Last week, the Mobile Marketing Association (MMA) released the industry’s first Mobile Video Benchmark Study. In order to deliver mobile video performance insights to brands and marketers, the MMA teamed up with six mobile publishers (Hulu, AdColony, Tremor Video, Brightcove, BrightRoll and Videology) who provided a month’s worth of mobile advertising data consisting of more than 550 million impressions.
After reading through the report, we determined five key pieces of information that deserve a closer look from mobile video marketers:
1. In-app ads dominate in terms of volume
The study found that 75% of mobile video ads were delivered in-app. This is one of the fastest growing sectors of the mobile advertising market and Juniper Research expects spending on in-app advertising to dramatically increase over the next few years—the company predicts that by 2018, spending will reach $17 billion, a significant shift from the $3.5 billion spent in 2013.

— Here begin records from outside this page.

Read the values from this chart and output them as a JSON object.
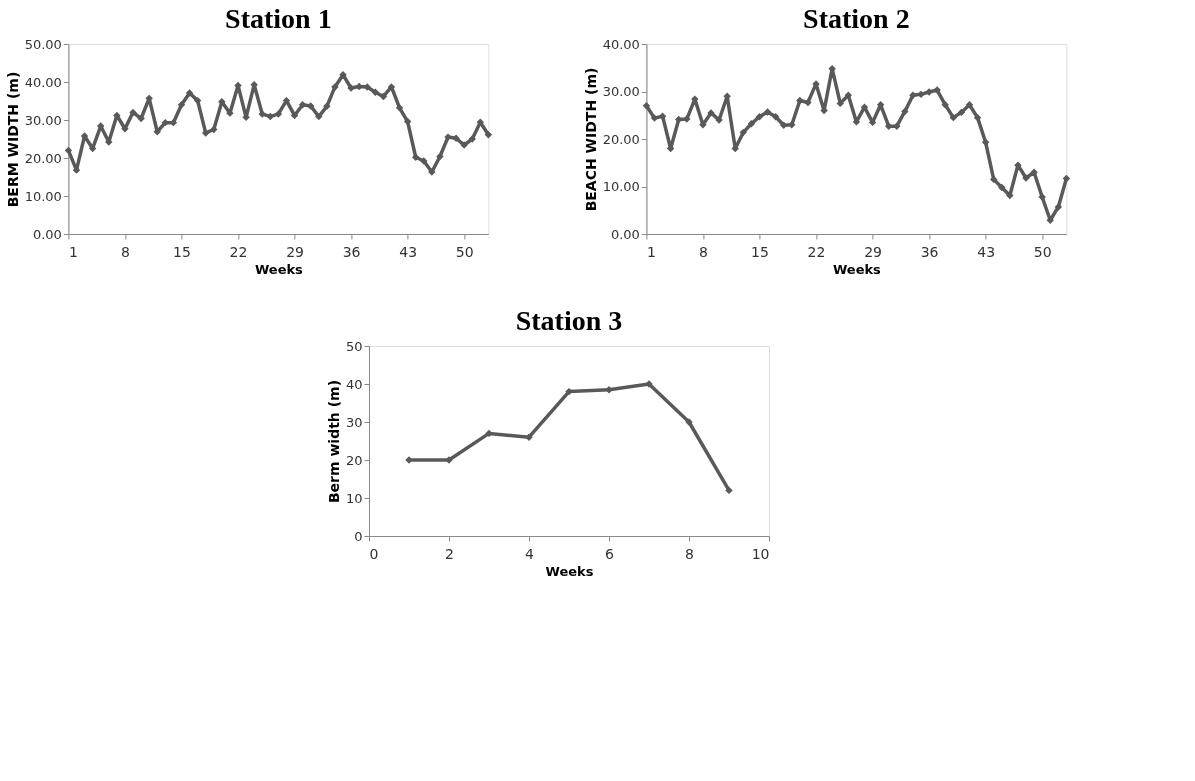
{
  "chart_data": [
    {
      "type": "line",
      "title": "Station 1",
      "xlabel": "Weeks",
      "ylabel": "BERM   WIDTH (m)",
      "color": "#595959",
      "marker": "diamond",
      "line_style": "solid",
      "grid": false,
      "x": [
        1,
        2,
        3,
        4,
        5,
        6,
        7,
        8,
        9,
        10,
        11,
        12,
        13,
        14,
        15,
        16,
        17,
        18,
        19,
        20,
        21,
        22,
        23,
        24,
        25,
        26,
        27,
        28,
        29,
        30,
        31,
        32,
        33,
        34,
        35,
        36,
        37,
        38,
        39,
        40,
        41,
        42,
        43,
        44,
        45,
        46,
        47,
        48,
        49,
        50,
        51,
        52,
        53
      ],
      "values": [
        22.0,
        16.8,
        25.8,
        22.5,
        28.4,
        24.2,
        31.2,
        27.7,
        32.0,
        30.4,
        35.7,
        26.9,
        29.3,
        29.3,
        34.0,
        37.1,
        35.1,
        26.6,
        27.5,
        34.8,
        31.8,
        39.1,
        30.7,
        39.3,
        31.6,
        30.9,
        31.6,
        35.1,
        31.2,
        34.0,
        33.7,
        30.9,
        33.6,
        38.7,
        41.9,
        38.4,
        38.8,
        38.7,
        37.3,
        36.2,
        38.7,
        33.2,
        29.6,
        20.2,
        19.2,
        16.3,
        20.4,
        25.5,
        25.2,
        23.4,
        25.0,
        29.4,
        26.1
      ],
      "xlim": [
        1,
        53
      ],
      "xticks": [
        1,
        8,
        15,
        22,
        29,
        36,
        43,
        50
      ],
      "ylim": [
        0,
        50
      ],
      "yticks": [
        {
          "value": 0,
          "label": "0.00"
        },
        {
          "value": 10,
          "label": "10.00"
        },
        {
          "value": 20,
          "label": "20.00"
        },
        {
          "value": 30,
          "label": "30.00"
        },
        {
          "value": 40,
          "label": "40.00"
        },
        {
          "value": 50,
          "label": "50.00"
        }
      ]
    },
    {
      "type": "line",
      "title": "Station 2",
      "xlabel": "Weeks",
      "ylabel": "BEACH WIDTH (m)",
      "color": "#595959",
      "marker": "diamond",
      "line_style": "solid",
      "grid": false,
      "x": [
        1,
        2,
        3,
        4,
        5,
        6,
        7,
        8,
        9,
        10,
        11,
        12,
        13,
        14,
        15,
        16,
        17,
        18,
        19,
        20,
        21,
        22,
        23,
        24,
        25,
        26,
        27,
        28,
        29,
        30,
        31,
        32,
        33,
        34,
        35,
        36,
        37,
        38,
        39,
        40,
        41,
        42,
        43,
        44,
        45,
        46,
        47,
        48,
        49,
        50,
        51,
        52,
        53
      ],
      "values": [
        27.0,
        24.4,
        24.8,
        18.0,
        24.1,
        24.2,
        28.4,
        23.0,
        25.5,
        24.0,
        29.0,
        18.0,
        21.4,
        23.2,
        24.7,
        25.7,
        24.7,
        22.9,
        23.0,
        28.1,
        27.7,
        31.6,
        26.0,
        34.8,
        27.5,
        29.2,
        23.6,
        26.7,
        23.5,
        27.2,
        22.7,
        22.7,
        25.8,
        29.2,
        29.4,
        29.9,
        30.3,
        27.2,
        24.5,
        25.6,
        27.2,
        24.5,
        19.3,
        11.5,
        9.8,
        8.1,
        14.5,
        11.8,
        13.0,
        7.8,
        2.9,
        5.7,
        11.7
      ],
      "xlim": [
        1,
        53
      ],
      "xticks": [
        1,
        8,
        15,
        22,
        29,
        36,
        43,
        50
      ],
      "ylim": [
        0,
        40
      ],
      "yticks": [
        {
          "value": 0,
          "label": "0.00"
        },
        {
          "value": 10,
          "label": "10.00"
        },
        {
          "value": 20,
          "label": "20.00"
        },
        {
          "value": 30,
          "label": "30.00"
        },
        {
          "value": 40,
          "label": "40.00"
        }
      ]
    },
    {
      "type": "line",
      "title": "Station 3",
      "xlabel": "Weeks",
      "ylabel": "Berm width (m)",
      "color": "#595959",
      "marker": "diamond",
      "line_style": "solid",
      "grid": false,
      "x": [
        1,
        2,
        3,
        4,
        5,
        6,
        7,
        8,
        9
      ],
      "values": [
        20,
        20,
        27,
        26,
        38,
        38.5,
        40,
        30,
        12
      ],
      "xlim": [
        0,
        10
      ],
      "xticks": [
        0,
        2,
        4,
        6,
        8,
        10
      ],
      "ylim": [
        0,
        50
      ],
      "yticks": [
        0,
        10,
        20,
        30,
        40,
        50
      ]
    }
  ]
}
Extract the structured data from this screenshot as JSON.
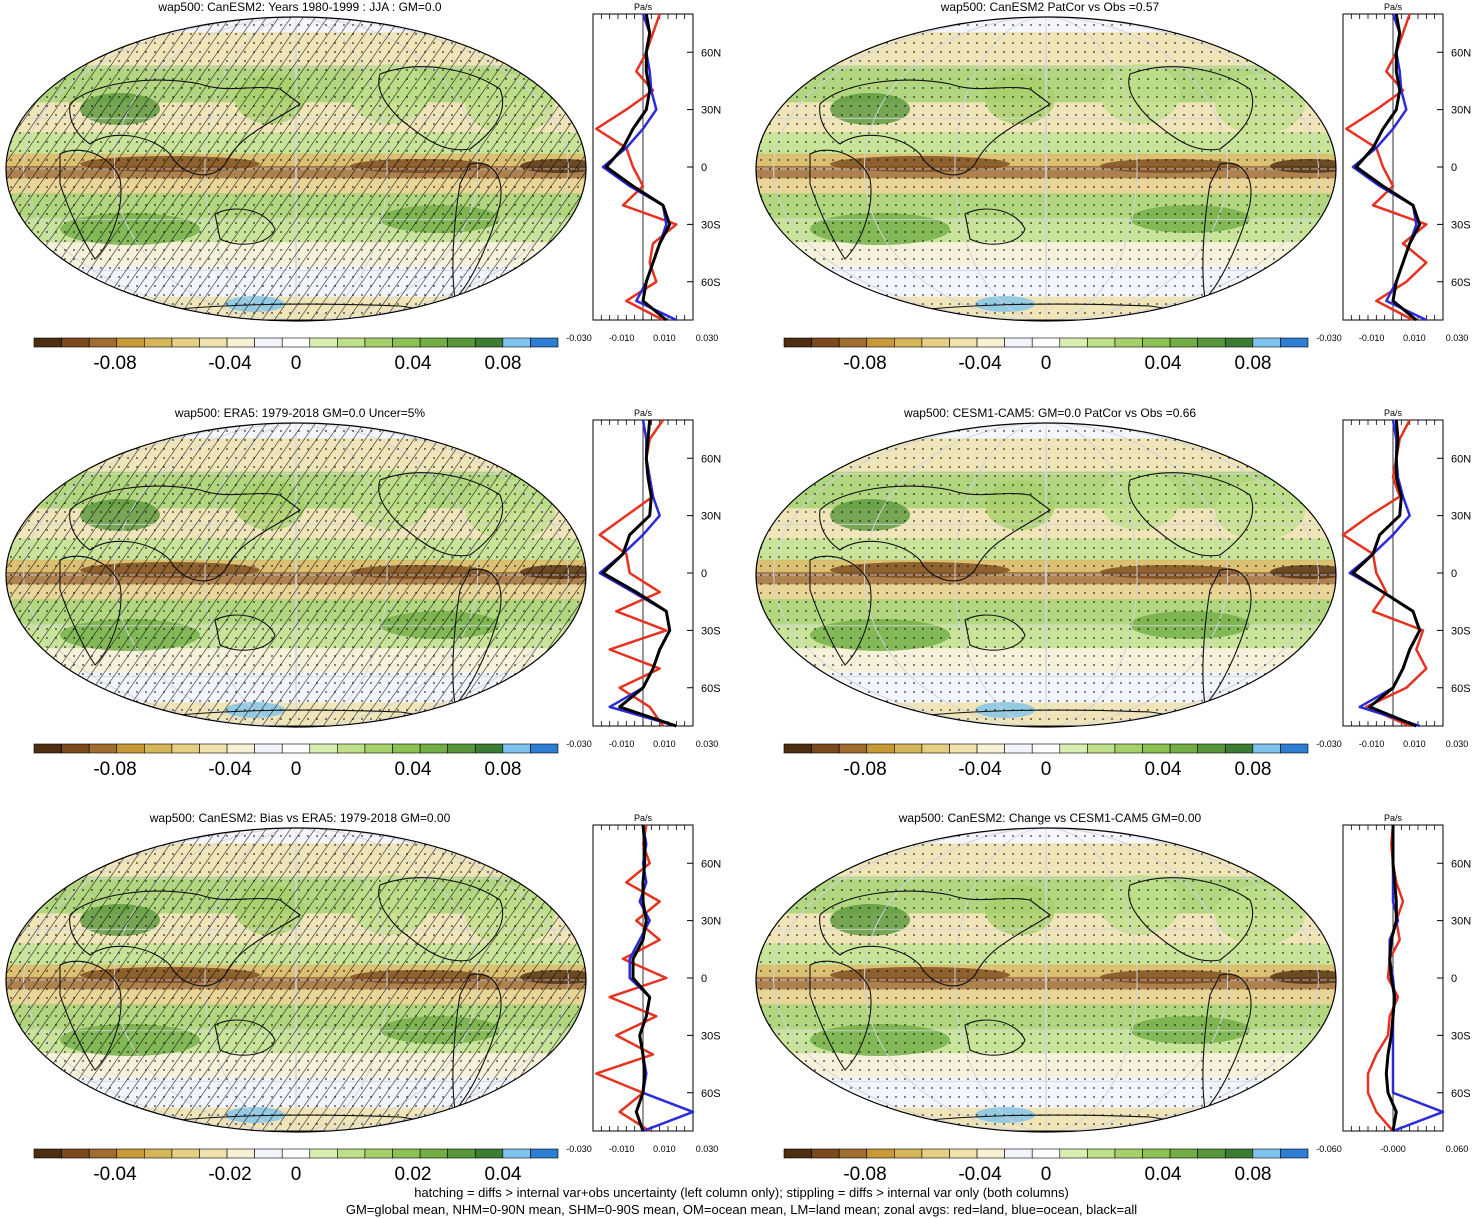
{
  "colors": {
    "scale": [
      "#4f2d10",
      "#7a4a1e",
      "#a06d31",
      "#c79a37",
      "#d7b65a",
      "#e5cf85",
      "#efe2ad",
      "#f6f0d4",
      "#f2f4fb",
      "#ffffff",
      "#d9eeb1",
      "#bfe08a",
      "#a6d06a",
      "#8cc154",
      "#72ad45",
      "#57963a",
      "#3a7c32",
      "#7ec3ee",
      "#2d7ed3"
    ],
    "land": "#e53221",
    "ocean": "#2b2bd9",
    "all": "#000000"
  },
  "panels": [
    {
      "title": "wap500: CanESM2: Years 1980-1999 : JJA : GM=0.0",
      "colorbar_labels": [
        "-0.08",
        "-0.04",
        "0",
        "0.04",
        "0.08"
      ],
      "profile": {
        "unit": "Pa/s",
        "x_ticks": [
          "-0.030",
          "-0.010",
          "0.010",
          "0.030"
        ],
        "y_ticks": [
          "60N",
          "30N",
          "0",
          "30S",
          "60S"
        ],
        "xlim": [
          -0.03,
          0.03
        ]
      },
      "hatching": true
    },
    {
      "title": "wap500: CanESM2 PatCor vs Obs =0.57",
      "colorbar_labels": [
        "-0.08",
        "-0.04",
        "0",
        "0.04",
        "0.08"
      ],
      "profile": {
        "unit": "Pa/s",
        "x_ticks": [
          "-0.030",
          "-0.010",
          "0.010",
          "0.030"
        ],
        "y_ticks": [
          "60N",
          "30N",
          "0",
          "30S",
          "60S"
        ],
        "xlim": [
          -0.03,
          0.03
        ]
      },
      "hatching": false
    },
    {
      "title": "wap500: ERA5: 1979-2018 GM=0.0 Uncer=5%",
      "colorbar_labels": [
        "-0.08",
        "-0.04",
        "0",
        "0.04",
        "0.08"
      ],
      "profile": {
        "unit": "Pa/s",
        "x_ticks": [
          "-0.030",
          "-0.010",
          "0.010",
          "0.030"
        ],
        "y_ticks": [
          "60N",
          "30N",
          "0",
          "30S",
          "60S"
        ],
        "xlim": [
          -0.03,
          0.03
        ]
      },
      "hatching": true
    },
    {
      "title": "wap500: CESM1-CAM5: GM=0.0 PatCor vs Obs =0.66",
      "colorbar_labels": [
        "-0.08",
        "-0.04",
        "0",
        "0.04",
        "0.08"
      ],
      "profile": {
        "unit": "Pa/s",
        "x_ticks": [
          "-0.030",
          "-0.010",
          "0.010",
          "0.030"
        ],
        "y_ticks": [
          "60N",
          "30N",
          "0",
          "30S",
          "60S"
        ],
        "xlim": [
          -0.03,
          0.03
        ]
      },
      "hatching": false
    },
    {
      "title": "wap500: CanESM2: Bias vs ERA5: 1979-2018 GM=0.00",
      "colorbar_labels": [
        "-0.04",
        "-0.02",
        "0",
        "0.02",
        "0.04"
      ],
      "profile": {
        "unit": "Pa/s",
        "x_ticks": [
          "-0.030",
          "-0.010",
          "0.010",
          "0.030"
        ],
        "y_ticks": [
          "60N",
          "30N",
          "0",
          "30S",
          "60S"
        ],
        "xlim": [
          -0.03,
          0.03
        ]
      },
      "hatching": true
    },
    {
      "title": "wap500: CanESM2: Change vs CESM1-CAM5 GM=0.00",
      "colorbar_labels": [
        "-0.08",
        "-0.04",
        "0",
        "0.04",
        "0.08"
      ],
      "profile": {
        "unit": "Pa/s",
        "x_ticks": [
          "-0.060",
          "-0.000",
          "0.060"
        ],
        "y_ticks": [
          "60N",
          "30N",
          "0",
          "30S",
          "60S"
        ],
        "xlim": [
          -0.06,
          0.06
        ]
      },
      "hatching": false
    }
  ],
  "footer": {
    "line1": "hatching = diffs > internal var+obs uncertainty (left column only); stippling = diffs > internal var only (both columns)",
    "line2": "GM=global mean, NHM=0-90N mean, SHM=0-90S mean, OM=ocean mean, LM=land mean; zonal avgs: red=land, blue=ocean, black=all"
  },
  "chart_data": [
    {
      "type": "heatmap",
      "title": "wap500: CanESM2: Years 1980-1999 : JJA : GM=0.0",
      "colorbar": {
        "min": -0.1,
        "max": 0.1,
        "labels": [
          "-0.08",
          "-0.04",
          "0",
          "0.04",
          "0.08"
        ]
      },
      "zonal_profile": {
        "type": "line",
        "unit": "Pa/s",
        "xlim": [
          -0.03,
          0.03
        ],
        "y_ticks": [
          "60N",
          "30N",
          "0",
          "30S",
          "60S"
        ],
        "lat": [
          80,
          70,
          60,
          50,
          40,
          30,
          20,
          10,
          0,
          -10,
          -20,
          -30,
          -40,
          -50,
          -60,
          -70,
          -80
        ],
        "series": [
          {
            "name": "land",
            "values": [
              0.01,
              0.006,
              0.002,
              -0.004,
              0.006,
              -0.01,
              -0.028,
              -0.01,
              -0.006,
              0.0,
              -0.012,
              0.02,
              0.006,
              0.004,
              0.008,
              -0.01,
              0.012
            ]
          },
          {
            "name": "ocean",
            "values": [
              0.0,
              0.004,
              0.002,
              0.004,
              0.005,
              0.008,
              0.0,
              -0.01,
              -0.024,
              -0.008,
              0.012,
              0.014,
              0.01,
              0.006,
              0.002,
              -0.004,
              0.02
            ]
          },
          {
            "name": "all",
            "values": [
              0.002,
              0.004,
              0.002,
              0.002,
              0.004,
              0.002,
              -0.006,
              -0.012,
              -0.022,
              -0.006,
              0.012,
              0.016,
              0.01,
              0.006,
              0.002,
              0.0,
              0.014
            ]
          }
        ]
      }
    },
    {
      "type": "heatmap",
      "title": "wap500: CanESM2 PatCor vs Obs =0.57",
      "colorbar": {
        "min": -0.1,
        "max": 0.1,
        "labels": [
          "-0.08",
          "-0.04",
          "0",
          "0.04",
          "0.08"
        ]
      },
      "zonal_profile": {
        "type": "line",
        "unit": "Pa/s",
        "xlim": [
          -0.03,
          0.03
        ],
        "y_ticks": [
          "60N",
          "30N",
          "0",
          "30S",
          "60S"
        ],
        "lat": [
          80,
          70,
          60,
          50,
          40,
          30,
          20,
          10,
          0,
          -10,
          -20,
          -30,
          -40,
          -50,
          -60,
          -70,
          -80
        ],
        "series": [
          {
            "name": "land",
            "values": [
              0.01,
              0.006,
              0.002,
              -0.004,
              0.006,
              -0.01,
              -0.028,
              -0.01,
              -0.006,
              0.0,
              -0.012,
              0.02,
              0.006,
              0.02,
              0.008,
              -0.01,
              0.012
            ]
          },
          {
            "name": "ocean",
            "values": [
              0.0,
              0.004,
              0.002,
              0.004,
              0.005,
              0.008,
              0.0,
              -0.01,
              -0.024,
              -0.008,
              0.012,
              0.014,
              0.01,
              0.006,
              0.002,
              -0.004,
              0.02
            ]
          },
          {
            "name": "all",
            "values": [
              0.002,
              0.004,
              0.002,
              0.002,
              0.004,
              0.002,
              -0.006,
              -0.012,
              -0.022,
              -0.006,
              0.012,
              0.016,
              0.01,
              0.006,
              0.002,
              0.0,
              0.014
            ]
          }
        ]
      }
    },
    {
      "type": "heatmap",
      "title": "wap500: ERA5: 1979-2018 GM=0.0 Uncer=5%",
      "colorbar": {
        "min": -0.1,
        "max": 0.1,
        "labels": [
          "-0.08",
          "-0.04",
          "0",
          "0.04",
          "0.08"
        ]
      },
      "zonal_profile": {
        "type": "line",
        "unit": "Pa/s",
        "xlim": [
          -0.03,
          0.03
        ],
        "y_ticks": [
          "60N",
          "30N",
          "0",
          "30S",
          "60S"
        ],
        "lat": [
          80,
          70,
          60,
          50,
          40,
          30,
          20,
          10,
          0,
          -10,
          -20,
          -30,
          -40,
          -50,
          -60,
          -70,
          -80
        ],
        "series": [
          {
            "name": "land",
            "values": [
              0.012,
              0.004,
              0.002,
              0.004,
              0.006,
              -0.01,
              -0.026,
              -0.01,
              -0.008,
              0.01,
              -0.016,
              0.014,
              -0.02,
              0.01,
              -0.014,
              0.004,
              0.012
            ]
          },
          {
            "name": "ocean",
            "values": [
              0.0,
              0.002,
              0.002,
              0.004,
              0.006,
              0.01,
              0.0,
              -0.012,
              -0.026,
              -0.006,
              0.014,
              0.016,
              0.01,
              0.006,
              0.0,
              -0.02,
              0.02
            ]
          },
          {
            "name": "all",
            "values": [
              0.004,
              0.003,
              0.002,
              0.003,
              0.005,
              0.004,
              -0.008,
              -0.012,
              -0.024,
              -0.004,
              0.014,
              0.016,
              0.01,
              0.006,
              0.0,
              -0.014,
              0.02
            ]
          }
        ]
      }
    },
    {
      "type": "heatmap",
      "title": "wap500: CESM1-CAM5: GM=0.0 PatCor vs Obs =0.66",
      "colorbar": {
        "min": -0.1,
        "max": 0.1,
        "labels": [
          "-0.08",
          "-0.04",
          "0",
          "0.04",
          "0.08"
        ]
      },
      "zonal_profile": {
        "type": "line",
        "unit": "Pa/s",
        "xlim": [
          -0.03,
          0.03
        ],
        "y_ticks": [
          "60N",
          "30N",
          "0",
          "30S",
          "60S"
        ],
        "lat": [
          80,
          70,
          60,
          50,
          40,
          30,
          20,
          10,
          0,
          -10,
          -20,
          -30,
          -40,
          -50,
          -60,
          -70,
          -80
        ],
        "series": [
          {
            "name": "land",
            "values": [
              0.01,
              0.004,
              0.002,
              0.0,
              0.004,
              -0.014,
              -0.03,
              -0.012,
              -0.01,
              -0.004,
              -0.012,
              0.018,
              0.014,
              0.02,
              0.008,
              -0.016,
              0.01
            ]
          },
          {
            "name": "ocean",
            "values": [
              0.0,
              0.002,
              0.002,
              0.003,
              0.006,
              0.01,
              0.0,
              -0.012,
              -0.026,
              -0.006,
              0.012,
              0.016,
              0.01,
              0.006,
              0.0,
              -0.02,
              0.016
            ]
          },
          {
            "name": "all",
            "values": [
              0.002,
              0.003,
              0.002,
              0.002,
              0.005,
              0.004,
              -0.008,
              -0.012,
              -0.024,
              -0.006,
              0.012,
              0.016,
              0.01,
              0.006,
              0.0,
              -0.014,
              0.014
            ]
          }
        ]
      }
    },
    {
      "type": "heatmap",
      "title": "wap500: CanESM2: Bias vs ERA5: 1979-2018 GM=0.00",
      "colorbar": {
        "min": -0.05,
        "max": 0.05,
        "labels": [
          "-0.04",
          "-0.02",
          "0",
          "0.02",
          "0.04"
        ]
      },
      "zonal_profile": {
        "type": "line",
        "unit": "Pa/s",
        "xlim": [
          -0.03,
          0.03
        ],
        "y_ticks": [
          "60N",
          "30N",
          "0",
          "30S",
          "60S"
        ],
        "lat": [
          80,
          70,
          60,
          50,
          40,
          30,
          20,
          10,
          0,
          -10,
          -20,
          -30,
          -40,
          -50,
          -60,
          -70,
          -80
        ],
        "series": [
          {
            "name": "land",
            "values": [
              0.002,
              0.0,
              0.004,
              -0.01,
              0.01,
              -0.004,
              0.01,
              -0.012,
              0.014,
              -0.02,
              0.008,
              -0.016,
              0.006,
              -0.028,
              0.0,
              -0.014,
              0.004
            ]
          },
          {
            "name": "ocean",
            "values": [
              0.0,
              0.002,
              0.0,
              0.002,
              -0.002,
              0.004,
              -0.002,
              -0.008,
              -0.008,
              0.004,
              0.002,
              -0.002,
              0.0,
              0.002,
              0.0,
              0.03,
              0.0
            ]
          },
          {
            "name": "all",
            "values": [
              0.0,
              0.001,
              0.001,
              0.0,
              0.0,
              0.002,
              0.0,
              -0.006,
              -0.006,
              0.004,
              0.002,
              -0.002,
              0.0,
              0.001,
              0.0,
              -0.004,
              0.0
            ]
          }
        ]
      }
    },
    {
      "type": "heatmap",
      "title": "wap500: CanESM2: Change vs CESM1-CAM5 GM=0.00",
      "colorbar": {
        "min": -0.1,
        "max": 0.1,
        "labels": [
          "-0.08",
          "-0.04",
          "0",
          "0.04",
          "0.08"
        ]
      },
      "zonal_profile": {
        "type": "line",
        "unit": "Pa/s",
        "xlim": [
          -0.06,
          0.06
        ],
        "y_ticks": [
          "60N",
          "30N",
          "0",
          "30S",
          "60S"
        ],
        "lat": [
          80,
          70,
          60,
          50,
          40,
          30,
          20,
          10,
          0,
          -10,
          -20,
          -30,
          -40,
          -50,
          -60,
          -70,
          -80
        ],
        "series": [
          {
            "name": "land",
            "values": [
              0.0,
              -0.002,
              0.0,
              0.004,
              0.012,
              0.004,
              0.008,
              -0.004,
              -0.006,
              0.006,
              -0.004,
              -0.006,
              -0.02,
              -0.03,
              -0.03,
              -0.02,
              0.0
            ]
          },
          {
            "name": "ocean",
            "values": [
              0.0,
              0.0,
              0.0,
              0.0,
              0.0,
              0.006,
              -0.004,
              -0.004,
              0.0,
              0.002,
              0.0,
              0.0,
              0.0,
              0.0,
              0.0,
              0.06,
              0.0
            ]
          },
          {
            "name": "all",
            "values": [
              0.0,
              0.0,
              0.0,
              0.002,
              0.004,
              0.004,
              -0.002,
              -0.004,
              -0.002,
              0.002,
              0.0,
              -0.002,
              -0.006,
              -0.008,
              -0.006,
              0.004,
              0.0
            ]
          }
        ]
      }
    }
  ]
}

Because people spend 80% of their time on mobile devices in apps, marketers are justified in serving a majority of their ads through this channel. Not only are people spending more time in apps, but they are also engaging with in-app ads—MediaBrix found that in-app ads can yield 20% engagement and a 2,000% higher click-through rate.
As in-app video advertising becomes a priority for brands and marketers, we should see the emergence of related ad platforms. Just last week, ad company Vungle launched an in-app video ad exchange designed to connect brands with mobile app users.
Parks Associates expects in-app advertising revenue to exceed $5.6 billion by 2017 and as a result, brands have been quick to adopt in-app video advertising.
2. Strong ties exist between the entertainment industry and mobile video ads
In its study, the MMA found that 47% of ad impressions occurred in the Arts & Entertainment genre—the Association notes that this is reflective of consumer video activity in the mobile space. A large number of people are interacting with mobile content from the entertainment industry, and are therefore receiving a majority of mobile video ads.
For the industry, online video is also boosting engagement with mobile banner ads. AdTheorent, a mobile ad network that supports real-time bidding, says video accounted for 57% of all in-banner actions the entertainment industry saw on mobile devices during Q1 2014.
Social network interactions accounted for 23% of in-banner actions in the entertainment industry, while other activities, such as home page visits, calendar reminders or “more information” buttons, accounted for 20%.
The entertainment industry is driven by video (movies, TV shows), so it makes sense that online and mobile video would be its chosen marketing vehicles.
3. People are watching skippable ads
Skippable ads made up 32% of the total mobile video ad impressions in the MMA study, and as you would expect, skippable ads had a much lower completion rate than non-skippable mobile ads. Interestingly though, skippable click-through rates (CTRs) didn’t fall too far behind non-skippable CTRs. The implication: ads were more relevant for those who decided not to skip.
This is all well and good, but what about the people that do decide to skip mobile video ads. Turns out, they’re watching a good portion of the ad before they skip through. The MMA found that more than half of skippers stuck around for 25% of a clip and 30% remained through the video’s halfway mark.
Skippable mobile video ads are catching viewer attention, but fail to retain it throughout the ad. Brands and marketers can either focus on delivering the most important information in the first half of the ad or create content compelling enough to retain viewer attention throughout.
4. CTRs are higher for shorter ads
As displayed in the graph above, CTRs decreased by almost 100% for ads longer than 30 seconds compared to ads in the 16 to 30-second range. It’s understandable that short-form video ads with a clear and concise message see higher click-through rates. Mobile users are typically engaging in other activities and if brands take too long to explain their product/service or deliver a call-to-action, viewers may get bored and refrain from clicking through.
5. Excessive ad frequency negatively impacts CTRs
As with any form of advertising, excessive mobile video ad frequency negatively affects CTRs.
If brands want to deliver 15+ mobile video ads to the same user, there should be some variety when it comes to the ads themselves—consumers that see the exact same ad repeatedly may become desensitized to the brand and its message.
The MMA report, which can be downloaded here, sheds light on mobile video ad performance and offers valuable insights to brands and advertisers. Mobile usage and video viewing are both on the rise—brands that have yet to invest in mobile video advertising should begin to seek out a mobile video marketing solution to augment existing promotional efforts.